Jean 1, 45-51

Prière de Nathanaël sous le figuierPaul VI

 

Roland Cailleux

La Religion du cœur, p. 39s

 

        Seigneur, pour Te prier différemment, pour Te prier mieux, Te prier vraiment, l’ai voulu changer de lieu, Te parler ici seul à seul, en plein air, sous ce figuier.

        Je n’ai jamais vraiment su m’adresser à Toi comme il faudrait. Je n’arrive pas à traduire ce que je veux Te dire dans ma prière. Je n’ai jamais vraiment appris à le faire. Souvent à la synagogue, quand on n’en finit pas de commenter la Loi, mes oreilles se ferment d’elles-mêmes. J’emporte avec moi le passage tel quel, et Ta parole toute vive, j’essaie, seul, de T’écouter mieux.

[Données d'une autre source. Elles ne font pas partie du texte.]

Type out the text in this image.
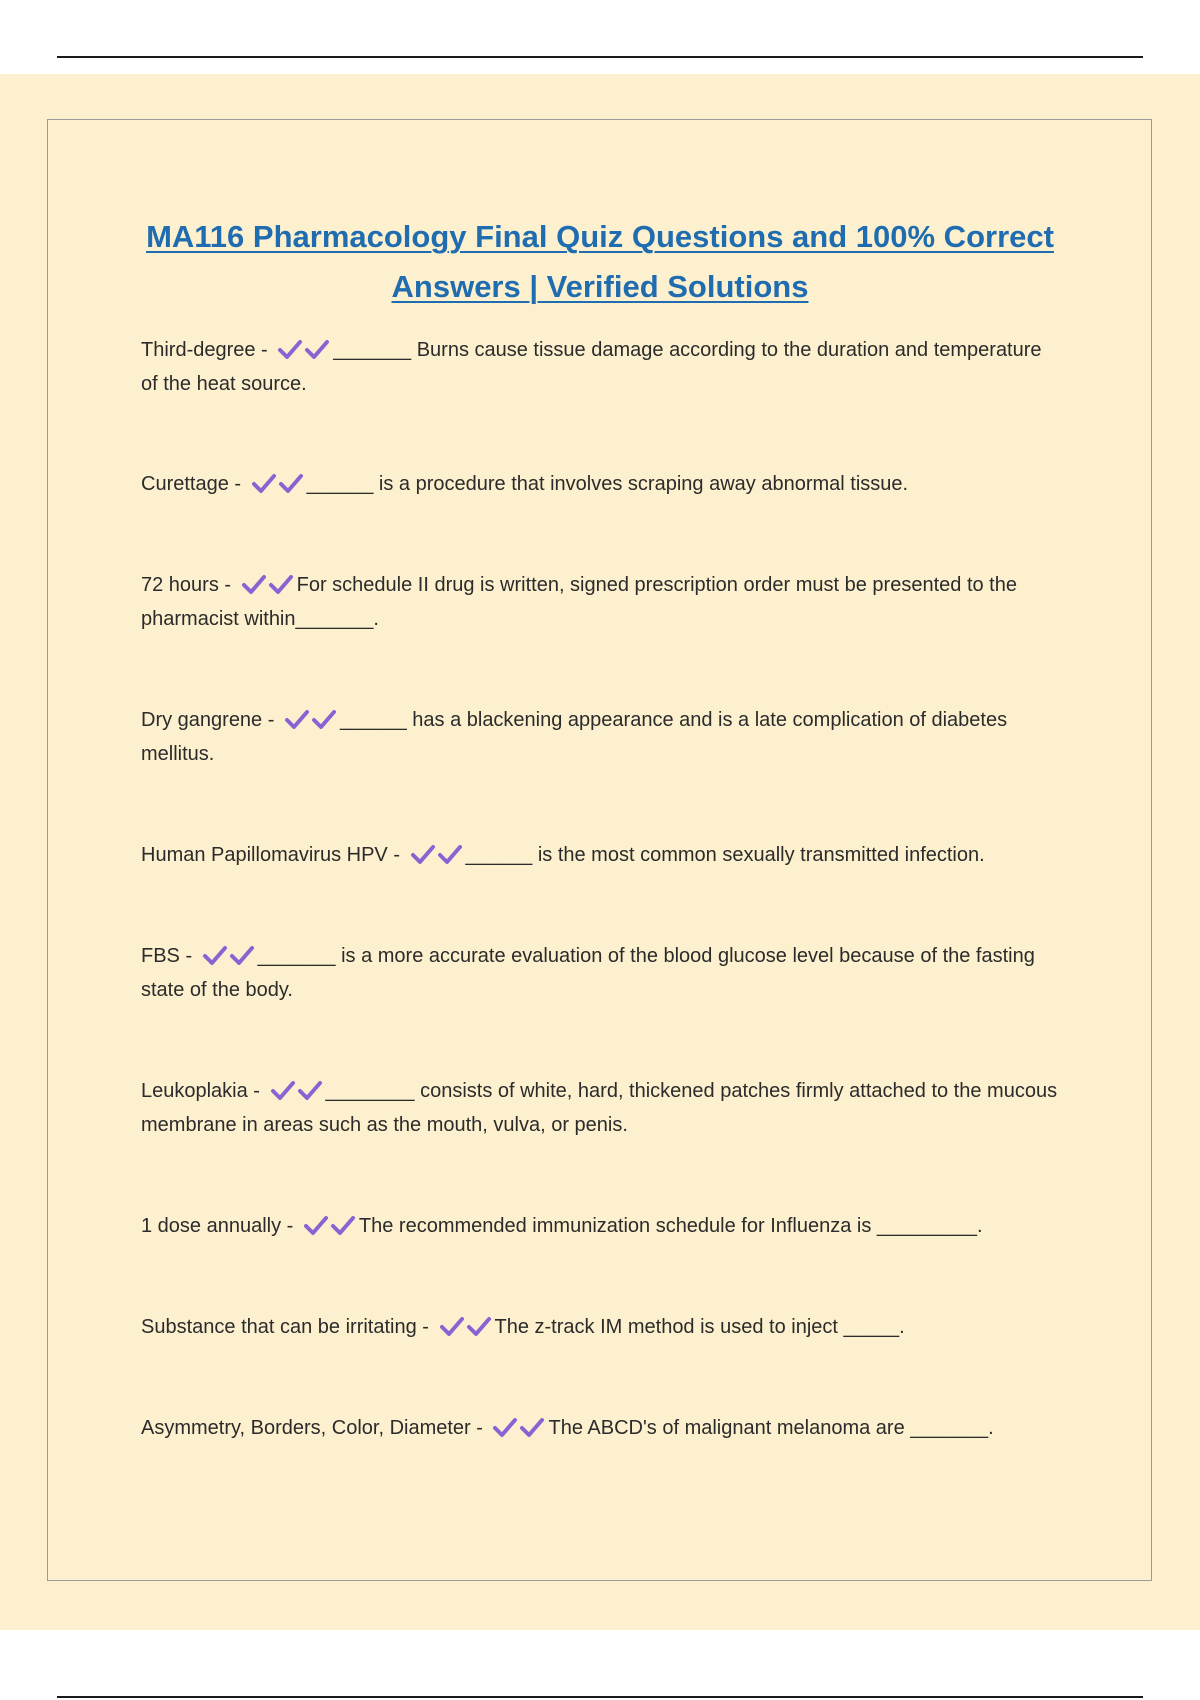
MA116 Pharmacology Final Quiz Questions and 100% Correct Answers | Verified Solutions
Third-degree -	_______ Burns cause tissue damage according to the duration and temperature of the heat source.
Curettage -	______ is a procedure that involves scraping away abnormal tissue.
72 hours -	For schedule II drug is written, signed prescription order must be presented to the pharmacist within_______.
Dry gangrene -	______ has a blackening appearance and is a late complication of diabetes mellitus.
Human Papillomavirus HPV -	______ is the most common sexually transmitted infection.
FBS -	_______ is a more accurate evaluation of the blood glucose level because of the fasting state of the body.
Leukoplakia -	________ consists of white, hard, thickened patches firmly attached to the mucous membrane in areas such as the mouth, vulva, or penis.
1 dose annually -	The recommended immunization schedule for Influenza is _________.
Substance that can be irritating -	The z-track IM method is used to inject _____.
Asymmetry, Borders, Color, Diameter -	The ABCD's of malignant melanoma are _______.
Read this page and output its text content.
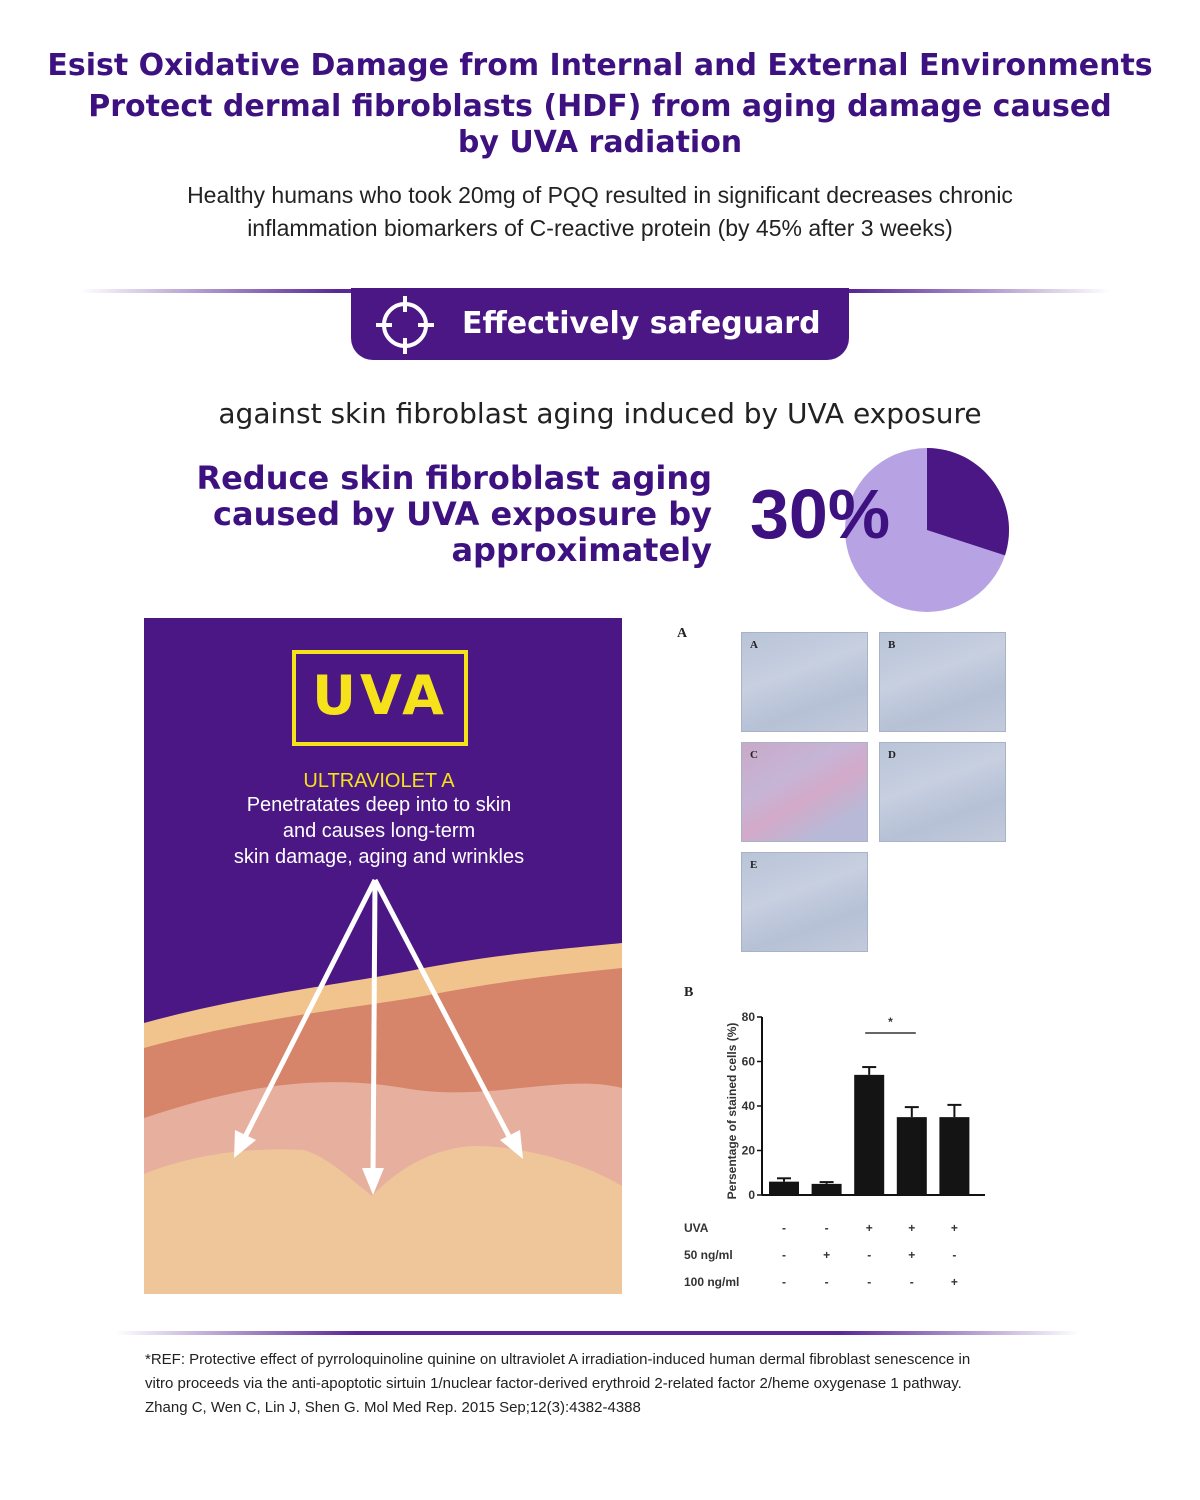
Esist Oxidative Damage from Internal and External Environments
Protect dermal fibroblasts (HDF) from aging damage caused
by UVA radiation
Healthy humans who took 20mg of PQQ resulted in significant decreases chronic
inflammation biomarkers of C-reactive protein (by 45% after 3 weeks)
Effectively safeguard
against skin fibroblast aging induced by UVA exposure
Reduce skin fibroblast aging
caused by UVA exposure by
approximately 30%
UVA
ULTRAVIOLET A
Penetratates deep into to skin
and causes long-term
skin damage, aging and wrinkles
A
A	B
C	D
E
B
0
20
40
60
80
Persentage of stained cells (%)
*
UVA	-	-	+	+	+
50 ng/ml	-	+	-	+	-
100 ng/ml	-	-	-	-	+
*REF: Protective effect of pyrroloquinoline quinine on ultraviolet A irradiation-induced human dermal fibroblast senescence in
vitro proceeds via the anti-apoptotic sirtuin 1/nuclear factor-derived erythroid 2-related factor 2/heme oxygenase 1 pathway.
Zhang C, Wen C, Lin J, Shen G. Mol Med Rep. 2015 Sep;12(3):4382-4388
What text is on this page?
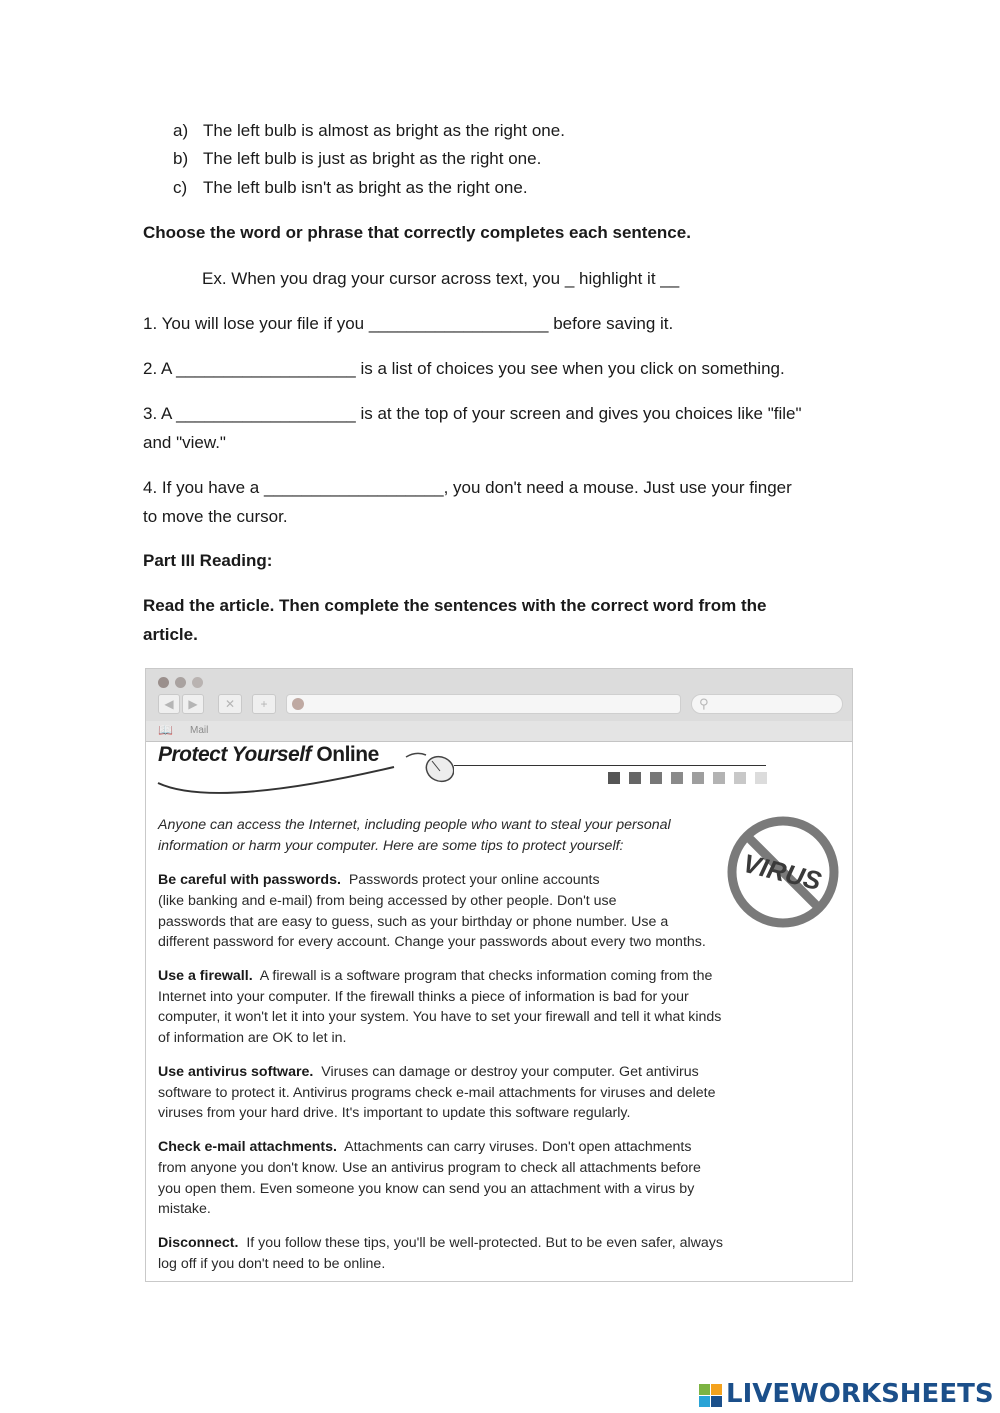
a) The left bulb is almost as bright as the right one.
b) The left bulb is just as bright as the right one.
c) The left bulb isn't as bright as the right one.
Choose the word or phrase that correctly completes each sentence.
Ex. When you drag your cursor across text, you _ highlight it __
1. You will lose your file if you ___________________ before saving it.
2. A ___________________ is a list of choices you see when you click on something.
3. A ___________________ is at the top of your screen and gives you choices like "file"
and "view."
4. If you have a ___________________, you don't need a mouse. Just use your finger
to move the cursor.
Part III Reading:
Read the article. Then complete the sentences with the correct word from the
article.
◀	▶	✕	+	⚲
📖 Mail
Protect Yourself Online
Anyone can access the Internet, including people who want to steal your personal
information or harm your computer. Here are some tips to protect yourself:
VIRUS
Be careful with passwords. Passwords protect your online accounts
(like banking and e-mail) from being accessed by other people. Don't use
passwords that are easy to guess, such as your birthday or phone number. Use a
different password for every account. Change your passwords about every two months.
Use a firewall. A firewall is a software program that checks information coming from the
Internet into your computer. If the firewall thinks a piece of information is bad for your
computer, it won't let it into your system. You have to set your firewall and tell it what kinds
of information are OK to let in.
Use antivirus software. Viruses can damage or destroy your computer. Get antivirus
software to protect it. Antivirus programs check e-mail attachments for viruses and delete
viruses from your hard drive. It's important to update this software regularly.
Check e-mail attachments. Attachments can carry viruses. Don't open attachments
from anyone you don't know. Use an antivirus program to check all attachments before
you open them. Even someone you know can send you an attachment with a virus by
mistake.
Disconnect. If you follow these tips, you'll be well-protected. But to be even safer, always
log off if you don't need to be online.
LIVEWORKSHEETS
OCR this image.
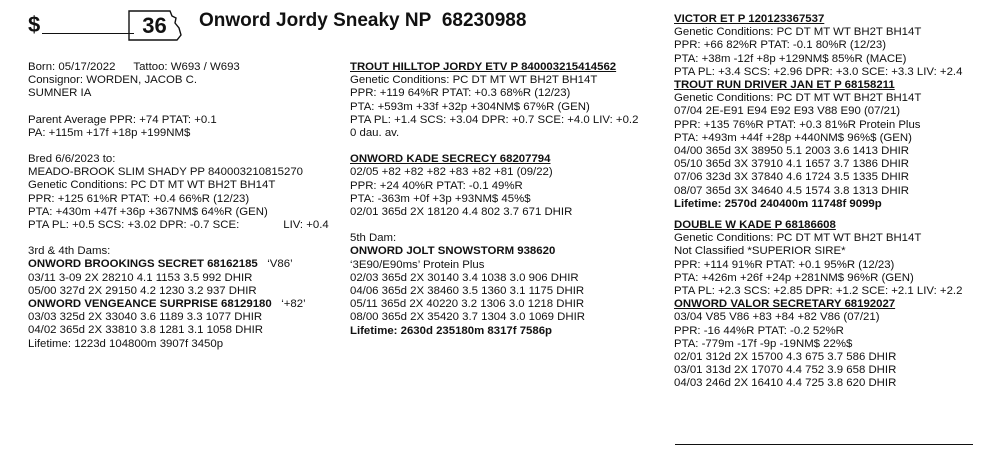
$	36	Onword Jordy Sneaky NP 68230988
Born: 05/17/2022 Tattoo: W693 / W693
Consignor: WORDEN, JACOB C.
SUMNER IA
Parent Average PPR: +74 PTAT: +0.1
PA: +115m +17f +18p +199NM$
Bred 6/6/2023 to:
MEADO-BROOK SLIM SHADY PP 840003210815270
Genetic Conditions: PC DT MT WT BH2T BH14T
PPR: +125 61%R PTAT: +0.4 66%R (12/23)
PTA: +430m +47f +36p +367NM$ 64%R (GEN)
PTA PL: +0.5 SCS: +3.02 DPR: -0.7 SCE:	LIV: +0.4
3rd & 4th Dams:
ONWORD BROOKINGS SECRET 68162185 ‘V86’
03/11 3-09 2X 28210 4.1 1153 3.5 992 DHIR
05/00 327d 2X 29150 4.2 1230 3.2 937 DHIR
ONWORD VENGEANCE SURPRISE 68129180 ‘+82’
03/03 325d 2X 33040 3.6 1189 3.3 1077 DHIR
04/02 365d 2X 33810 3.8 1281 3.1 1058 DHIR
Lifetime: 1223d 104800m 3907f 3450p
TROUT HILLTOP JORDY ETV P 840003215414562
Genetic Conditions: PC DT MT WT BH2T BH14T
PPR: +119 64%R PTAT: +0.3 68%R (12/23)
PTA: +593m +33f +32p +304NM$ 67%R (GEN)
PTA PL: +1.4 SCS: +3.04 DPR: +0.7 SCE: +4.0 LIV: +0.2
0 dau. av.
ONWORD KADE SECRECY 68207794
02/05 +82 +82 +82 +83 +82 +81 (09/22)
PPR: +24 40%R PTAT: -0.1 49%R
PTA: -363m +0f +3p +93NM$ 45%$
02/01 365d 2X 18120 4.4 802 3.7 671 DHIR
5th Dam:
ONWORD JOLT SNOWSTORM 938620
‘3E90/E90ms’ Protein Plus
02/03 365d 2X 30140 3.4 1038 3.0 906 DHIR
04/06 365d 2X 38460 3.5 1360 3.1 1175 DHIR
05/11 365d 2X 40220 3.2 1306 3.0 1218 DHIR
08/00 365d 2X 35420 3.7 1304 3.0 1069 DHIR
Lifetime: 2630d 235180m 8317f 7586p
VICTOR ET P 120123367537
Genetic Conditions: PC DT MT WT BH2T BH14T
PPR: +66 82%R PTAT: -0.1 80%R (12/23)
PTA: +38m -12f +8p +129NM$ 85%R (MACE)
PTA PL: +3.4 SCS: +2.96 DPR: +3.0 SCE: +3.3 LIV: +2.4
TROUT RUN DRIVER JAN ET P 68158211
Genetic Conditions: PC DT MT WT BH2T BH14T
07/04 2E-E91 E94 E92 E93 V88 E90 (07/21)
PPR: +135 76%R PTAT: +0.3 81%R Protein Plus
PTA: +493m +44f +28p +440NM$ 96%$ (GEN)
04/00 365d 3X 38950 5.1 2003 3.6 1413 DHIR
05/10 365d 3X 37910 4.1 1657 3.7 1386 DHIR
07/06 323d 3X 37840 4.6 1724 3.5 1335 DHIR
08/07 365d 3X 34640 4.5 1574 3.8 1313 DHIR
Lifetime: 2570d 240400m 11748f 9099p
DOUBLE W KADE P 68186608
Genetic Conditions: PC DT MT WT BH2T BH14T
Not Classified *SUPERIOR SIRE*
PPR: +114 91%R PTAT: +0.1 95%R (12/23)
PTA: +426m +26f +24p +281NM$ 96%R (GEN)
PTA PL: +2.3 SCS: +2.85 DPR: +1.2 SCE: +2.1 LIV: +2.2
ONWORD VALOR SECRETARY 68192027
03/04 V85 V86 +83 +84 +82 V86 (07/21)
PPR: -16 44%R PTAT: -0.2 52%R
PTA: -779m -17f -9p -19NM$ 22%$
02/01 312d 2X 15700 4.3 675 3.7 586 DHIR
03/01 313d 2X 17070 4.4 752 3.9 658 DHIR
04/03 246d 2X 16410 4.4 725 3.8 620 DHIR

        Comment être naturels ? A qui se référer ? Tous nos accents paraissent insolites. C’est pourquoi, Seigneur, je Te parle seul, à voix basse, sans crainte du ridicule, certain que Tu rétabliras l’authentique intonation.

        Tout le monde répète qu’il attend ton Messie. Et personne ne vit sous Ta Loi. On réclame un capitaine, mais on le réclame mollement, sans l’attendre. Si tu l’envoyais enfin, combien te reprocheraient de ne pas les avoir prévenus à temps ! Sous prétexte de le recevoir dignement ; plus que de vêtements, c’est de mœurs qu’il faudrait changer.

        Pourtant, Seigneur, de ce chef, de ton héros, nous avons tous besoin. C’est comme si la Loi s’éloignait dans le temps à toute vitesse. Comme si les Tables de la Loi étaient tombées de haut et s‘étaient émiettées en une poussière de menus fragments.

        Seigneur, je ne sais pas Te flatter pour obtenir ce que je désire. Ni chanter, ni danser devant l’Arche. Excuse-moi de n’y pas savoir mettre des formes. Je Te le dis sans ambages : il faut que Tu viennes, et vite, nous avons trop besoin de Toi.

Il y a si longtemps que nous ne cherchons pas à vraiment entendre Ta parole. Nous ne doutons pas que Tu sois là, mais il nous arrive de T’oublier ! Toi absent, nous sommes comme en exil dans la Terre promise. Envoie ton Messie, notre roi, et que toute nation s’abaisse devant Lui.

Seigneur, on ne peut pas vivre toujours d’espérance. A force d’avoir soif au désert, on crève de sécheresse. Si j’osais, je Te demanderais, non un miracle, mais une grâce particulière, la grâce d’un signe, sans valeur pour les autres, mais nullement insignifiant pour moi. Si je suis incapable plus tard de me découvrir encore devant Toi, comme un livre ouvert, rappelle-Toi, Seigneur, ce que je t’ai confié sous ce figuier.